Produced by Denise Beilinson, Francis Polytechnic High School, 2000
This unit will describe how Europe has changed from a continent of countries separated by culture, economics and borders to a union of a group of member countries with the goal of forging cultural and economic ties. We will study how this came about, the goals of the EU, advantages, problems that may need to be addressed, geography and an in-depth study of each country in the EU and prospective members.
Motivation: Ask students how they would feel if after using our currency they had to get used to a whole new type of & currency.
Lesson: Students will take notes and discuss key events leading to the Euro, advantages and problems of the EU. They will read Switzerland Toys with Europe resource and write a one to two paragraph response to the handout.
Homework: Students will make their own timeline from their notes.
Motivation: Can you imagine if we had a border crossing between California and Arizona?

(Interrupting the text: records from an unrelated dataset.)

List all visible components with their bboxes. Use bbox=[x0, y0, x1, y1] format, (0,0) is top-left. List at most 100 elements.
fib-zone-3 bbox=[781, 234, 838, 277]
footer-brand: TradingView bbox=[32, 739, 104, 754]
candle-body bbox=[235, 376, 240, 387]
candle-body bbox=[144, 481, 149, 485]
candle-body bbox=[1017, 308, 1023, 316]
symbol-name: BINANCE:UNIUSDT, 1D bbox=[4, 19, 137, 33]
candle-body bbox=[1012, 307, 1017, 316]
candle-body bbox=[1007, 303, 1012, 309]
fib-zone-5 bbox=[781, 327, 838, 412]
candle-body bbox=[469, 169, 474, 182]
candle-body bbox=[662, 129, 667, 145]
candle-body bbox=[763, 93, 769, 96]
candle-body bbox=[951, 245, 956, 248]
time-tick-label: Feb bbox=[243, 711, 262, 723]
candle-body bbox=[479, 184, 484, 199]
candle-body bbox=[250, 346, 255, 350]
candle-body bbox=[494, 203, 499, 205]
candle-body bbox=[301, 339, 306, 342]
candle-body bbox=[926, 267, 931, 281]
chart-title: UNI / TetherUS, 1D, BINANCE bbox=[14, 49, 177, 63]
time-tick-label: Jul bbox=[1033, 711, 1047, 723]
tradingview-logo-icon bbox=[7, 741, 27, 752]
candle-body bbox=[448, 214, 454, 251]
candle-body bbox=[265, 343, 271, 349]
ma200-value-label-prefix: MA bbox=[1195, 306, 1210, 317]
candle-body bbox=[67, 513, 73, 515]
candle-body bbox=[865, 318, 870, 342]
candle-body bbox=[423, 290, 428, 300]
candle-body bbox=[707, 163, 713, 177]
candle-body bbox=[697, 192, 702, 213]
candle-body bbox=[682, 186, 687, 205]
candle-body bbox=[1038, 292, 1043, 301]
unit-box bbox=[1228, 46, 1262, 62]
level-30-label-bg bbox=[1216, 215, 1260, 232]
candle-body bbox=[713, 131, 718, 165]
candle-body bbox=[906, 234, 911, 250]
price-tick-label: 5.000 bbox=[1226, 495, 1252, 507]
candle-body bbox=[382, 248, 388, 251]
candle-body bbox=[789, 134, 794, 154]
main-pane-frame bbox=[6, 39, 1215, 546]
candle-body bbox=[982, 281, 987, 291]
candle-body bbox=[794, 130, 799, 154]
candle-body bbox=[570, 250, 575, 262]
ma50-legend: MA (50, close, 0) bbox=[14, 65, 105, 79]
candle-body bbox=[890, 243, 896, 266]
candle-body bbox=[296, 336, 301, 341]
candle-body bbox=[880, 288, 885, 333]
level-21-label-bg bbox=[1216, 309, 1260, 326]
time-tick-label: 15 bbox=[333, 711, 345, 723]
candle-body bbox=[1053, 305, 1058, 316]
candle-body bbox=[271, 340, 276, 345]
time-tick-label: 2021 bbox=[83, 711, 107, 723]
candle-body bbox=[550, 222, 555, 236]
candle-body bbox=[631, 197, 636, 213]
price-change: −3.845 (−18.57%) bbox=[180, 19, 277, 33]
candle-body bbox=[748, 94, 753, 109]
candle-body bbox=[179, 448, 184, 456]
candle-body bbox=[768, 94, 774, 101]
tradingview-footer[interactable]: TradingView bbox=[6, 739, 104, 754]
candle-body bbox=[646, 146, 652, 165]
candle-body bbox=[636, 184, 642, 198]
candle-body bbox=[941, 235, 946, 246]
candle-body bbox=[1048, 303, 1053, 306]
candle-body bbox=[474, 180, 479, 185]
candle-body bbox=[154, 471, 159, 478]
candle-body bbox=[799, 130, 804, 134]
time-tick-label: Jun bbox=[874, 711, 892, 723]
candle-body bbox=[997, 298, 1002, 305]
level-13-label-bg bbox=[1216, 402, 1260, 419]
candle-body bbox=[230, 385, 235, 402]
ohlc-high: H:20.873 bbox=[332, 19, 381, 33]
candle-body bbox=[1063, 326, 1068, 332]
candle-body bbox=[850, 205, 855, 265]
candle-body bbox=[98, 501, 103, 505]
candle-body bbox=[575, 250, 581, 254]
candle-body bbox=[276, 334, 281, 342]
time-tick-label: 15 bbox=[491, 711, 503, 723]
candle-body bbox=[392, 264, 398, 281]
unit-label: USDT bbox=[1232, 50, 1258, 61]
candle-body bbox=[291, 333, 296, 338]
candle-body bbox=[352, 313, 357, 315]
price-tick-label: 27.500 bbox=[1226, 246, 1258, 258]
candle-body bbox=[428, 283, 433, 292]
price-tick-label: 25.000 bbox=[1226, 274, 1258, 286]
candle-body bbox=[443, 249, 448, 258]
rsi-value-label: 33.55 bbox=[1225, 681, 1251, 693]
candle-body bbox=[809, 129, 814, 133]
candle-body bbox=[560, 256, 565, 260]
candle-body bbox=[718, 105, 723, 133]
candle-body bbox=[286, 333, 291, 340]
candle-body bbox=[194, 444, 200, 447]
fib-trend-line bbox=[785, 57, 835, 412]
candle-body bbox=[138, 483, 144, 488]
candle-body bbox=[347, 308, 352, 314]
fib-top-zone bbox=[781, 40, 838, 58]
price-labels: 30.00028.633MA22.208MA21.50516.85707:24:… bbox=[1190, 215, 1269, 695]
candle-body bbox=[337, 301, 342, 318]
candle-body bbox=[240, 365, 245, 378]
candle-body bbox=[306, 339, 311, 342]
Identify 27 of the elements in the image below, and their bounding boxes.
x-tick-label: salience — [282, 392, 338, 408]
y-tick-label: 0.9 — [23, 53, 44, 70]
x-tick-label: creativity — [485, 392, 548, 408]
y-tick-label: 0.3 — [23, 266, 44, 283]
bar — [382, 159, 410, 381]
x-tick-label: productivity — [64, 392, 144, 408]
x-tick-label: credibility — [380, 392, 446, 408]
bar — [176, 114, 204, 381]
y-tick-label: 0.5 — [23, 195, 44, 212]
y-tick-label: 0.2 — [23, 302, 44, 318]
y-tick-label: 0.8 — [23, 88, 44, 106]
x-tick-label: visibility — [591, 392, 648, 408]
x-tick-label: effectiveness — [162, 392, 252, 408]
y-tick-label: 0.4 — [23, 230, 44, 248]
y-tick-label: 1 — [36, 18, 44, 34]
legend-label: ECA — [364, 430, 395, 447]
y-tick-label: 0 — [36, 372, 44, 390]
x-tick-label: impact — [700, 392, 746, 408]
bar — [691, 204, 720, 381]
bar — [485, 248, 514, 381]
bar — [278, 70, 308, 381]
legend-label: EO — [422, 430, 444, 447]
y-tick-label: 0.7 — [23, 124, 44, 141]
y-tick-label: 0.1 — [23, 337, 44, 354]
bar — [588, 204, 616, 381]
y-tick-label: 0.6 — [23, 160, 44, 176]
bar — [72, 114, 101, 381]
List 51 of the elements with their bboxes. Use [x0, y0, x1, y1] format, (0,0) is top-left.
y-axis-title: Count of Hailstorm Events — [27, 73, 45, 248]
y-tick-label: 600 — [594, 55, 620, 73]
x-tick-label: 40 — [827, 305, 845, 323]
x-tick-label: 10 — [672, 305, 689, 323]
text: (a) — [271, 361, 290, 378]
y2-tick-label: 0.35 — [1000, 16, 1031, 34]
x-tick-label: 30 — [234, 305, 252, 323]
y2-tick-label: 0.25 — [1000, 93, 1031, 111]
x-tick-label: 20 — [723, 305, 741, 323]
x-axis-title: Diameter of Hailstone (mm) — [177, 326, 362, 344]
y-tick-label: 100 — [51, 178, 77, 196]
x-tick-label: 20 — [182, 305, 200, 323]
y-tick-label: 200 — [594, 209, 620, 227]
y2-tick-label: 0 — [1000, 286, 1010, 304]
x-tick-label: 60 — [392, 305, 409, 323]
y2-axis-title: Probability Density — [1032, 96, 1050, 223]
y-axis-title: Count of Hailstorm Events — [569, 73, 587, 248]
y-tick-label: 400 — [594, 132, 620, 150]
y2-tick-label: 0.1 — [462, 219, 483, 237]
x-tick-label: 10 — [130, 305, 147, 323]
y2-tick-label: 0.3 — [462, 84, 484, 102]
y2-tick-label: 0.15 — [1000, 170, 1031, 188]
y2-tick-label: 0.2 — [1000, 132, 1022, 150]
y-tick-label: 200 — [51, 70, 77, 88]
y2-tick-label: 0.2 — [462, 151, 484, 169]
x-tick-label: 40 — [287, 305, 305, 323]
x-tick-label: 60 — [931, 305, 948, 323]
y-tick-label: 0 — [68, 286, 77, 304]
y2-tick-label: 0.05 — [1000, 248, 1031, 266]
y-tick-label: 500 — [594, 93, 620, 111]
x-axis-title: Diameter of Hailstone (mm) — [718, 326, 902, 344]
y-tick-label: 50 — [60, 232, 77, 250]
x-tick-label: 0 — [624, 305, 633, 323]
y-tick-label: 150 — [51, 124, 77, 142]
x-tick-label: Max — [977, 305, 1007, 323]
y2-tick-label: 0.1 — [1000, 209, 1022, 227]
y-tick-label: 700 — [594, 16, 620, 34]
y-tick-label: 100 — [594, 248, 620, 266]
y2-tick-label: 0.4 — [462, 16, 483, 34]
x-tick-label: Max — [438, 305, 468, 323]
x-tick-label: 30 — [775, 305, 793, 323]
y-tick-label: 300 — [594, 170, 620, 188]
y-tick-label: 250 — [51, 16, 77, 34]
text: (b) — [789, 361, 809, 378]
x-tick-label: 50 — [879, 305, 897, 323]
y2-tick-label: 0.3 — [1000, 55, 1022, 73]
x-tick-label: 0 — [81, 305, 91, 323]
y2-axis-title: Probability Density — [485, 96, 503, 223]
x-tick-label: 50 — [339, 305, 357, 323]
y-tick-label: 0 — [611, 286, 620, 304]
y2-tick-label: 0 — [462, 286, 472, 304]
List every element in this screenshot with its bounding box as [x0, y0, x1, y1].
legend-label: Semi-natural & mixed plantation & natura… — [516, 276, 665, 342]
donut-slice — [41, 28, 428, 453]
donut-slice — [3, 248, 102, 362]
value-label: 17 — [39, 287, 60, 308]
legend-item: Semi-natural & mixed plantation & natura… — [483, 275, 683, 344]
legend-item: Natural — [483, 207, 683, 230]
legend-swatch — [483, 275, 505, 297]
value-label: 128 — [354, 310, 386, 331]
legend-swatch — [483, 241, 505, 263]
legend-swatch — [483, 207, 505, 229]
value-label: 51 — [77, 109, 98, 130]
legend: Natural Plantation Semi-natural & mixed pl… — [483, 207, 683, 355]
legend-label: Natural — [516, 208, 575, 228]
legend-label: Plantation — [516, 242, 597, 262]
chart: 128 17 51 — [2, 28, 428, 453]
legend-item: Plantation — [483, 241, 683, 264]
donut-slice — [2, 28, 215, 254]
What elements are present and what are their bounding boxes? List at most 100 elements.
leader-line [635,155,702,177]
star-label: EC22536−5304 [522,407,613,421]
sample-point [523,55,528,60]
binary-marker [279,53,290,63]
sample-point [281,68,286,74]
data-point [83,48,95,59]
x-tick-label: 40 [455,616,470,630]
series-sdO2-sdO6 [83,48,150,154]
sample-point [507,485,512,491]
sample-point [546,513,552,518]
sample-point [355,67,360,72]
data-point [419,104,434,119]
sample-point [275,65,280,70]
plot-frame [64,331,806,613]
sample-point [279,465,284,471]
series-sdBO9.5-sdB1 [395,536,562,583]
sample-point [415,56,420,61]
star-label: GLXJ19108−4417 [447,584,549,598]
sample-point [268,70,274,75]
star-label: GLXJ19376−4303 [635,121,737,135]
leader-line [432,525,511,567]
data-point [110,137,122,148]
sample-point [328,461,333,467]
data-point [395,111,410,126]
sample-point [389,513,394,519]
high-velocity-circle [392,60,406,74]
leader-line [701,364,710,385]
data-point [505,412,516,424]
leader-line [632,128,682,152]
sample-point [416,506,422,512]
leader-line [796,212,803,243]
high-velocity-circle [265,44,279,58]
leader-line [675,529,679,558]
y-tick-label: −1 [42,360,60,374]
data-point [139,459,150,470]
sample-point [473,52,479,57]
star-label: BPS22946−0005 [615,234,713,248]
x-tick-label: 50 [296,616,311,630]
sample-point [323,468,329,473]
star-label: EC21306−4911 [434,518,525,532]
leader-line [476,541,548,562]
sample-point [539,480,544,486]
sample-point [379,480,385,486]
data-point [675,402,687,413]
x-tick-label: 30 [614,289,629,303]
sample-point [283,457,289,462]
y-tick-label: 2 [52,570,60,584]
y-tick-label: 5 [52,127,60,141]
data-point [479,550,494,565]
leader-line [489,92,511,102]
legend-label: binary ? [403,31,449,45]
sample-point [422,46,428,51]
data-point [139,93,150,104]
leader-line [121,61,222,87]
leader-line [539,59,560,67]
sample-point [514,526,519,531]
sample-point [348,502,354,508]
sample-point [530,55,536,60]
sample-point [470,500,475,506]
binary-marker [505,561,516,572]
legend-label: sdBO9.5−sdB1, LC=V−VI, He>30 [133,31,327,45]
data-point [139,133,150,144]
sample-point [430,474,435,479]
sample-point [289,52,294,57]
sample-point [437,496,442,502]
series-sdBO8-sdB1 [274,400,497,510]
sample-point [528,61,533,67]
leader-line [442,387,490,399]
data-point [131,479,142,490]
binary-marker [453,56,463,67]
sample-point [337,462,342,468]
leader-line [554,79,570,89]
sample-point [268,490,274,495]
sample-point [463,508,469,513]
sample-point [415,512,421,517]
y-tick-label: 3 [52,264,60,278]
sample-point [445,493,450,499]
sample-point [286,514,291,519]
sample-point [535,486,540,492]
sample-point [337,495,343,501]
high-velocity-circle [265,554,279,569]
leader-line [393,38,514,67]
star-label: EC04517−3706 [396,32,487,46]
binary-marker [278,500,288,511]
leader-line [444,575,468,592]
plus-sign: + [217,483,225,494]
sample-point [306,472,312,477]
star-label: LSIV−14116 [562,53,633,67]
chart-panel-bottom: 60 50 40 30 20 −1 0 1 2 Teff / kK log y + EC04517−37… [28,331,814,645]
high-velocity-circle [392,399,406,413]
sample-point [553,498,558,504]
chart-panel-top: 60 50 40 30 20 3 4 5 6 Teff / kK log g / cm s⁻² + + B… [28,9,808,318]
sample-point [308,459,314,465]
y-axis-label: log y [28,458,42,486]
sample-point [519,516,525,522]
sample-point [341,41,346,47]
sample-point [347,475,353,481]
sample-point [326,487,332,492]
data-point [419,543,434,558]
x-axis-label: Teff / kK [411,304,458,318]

How would you feel?
Lesson: On overhead compare postwar Europe and EU enlargement. Hand out maps. Students will use previously researched info to fill in products that each nation Manufactures or produces. The students will also be required to trace the migration that is a major aspect of the European Union.
Homework:Students will complete maps at home and will be graded on neatness and accuracy.
Lesson: Students will read case study. They are given vocabulary and definitions. They are asked to answer specific questions. Students will debate among each other what the outcome will be. They will be evaluated on answers and participation.
2-3 Days in Computer Lab for information.
2 Days in groups to prepare presentation.
Lesson: Students will divide into groups. Some groups will choose a member of the EU at random to write and do an oral report. Each student is responsible for a portion of the report: Economic, cultural, political and geography (migration). Certain points will be identified that must be included in the report. Other groups will choose a potential member and include the same information, but at the same time must convince the members of the EU why they should be given membership.
Lesson: Students will give an oral report to the class on their research. After the presentations, students will debate whether the prospective countries should be admitted and when. Students will take and submit notes on each presentation. Students will write questions and answers, which will be incorporated into a quiz.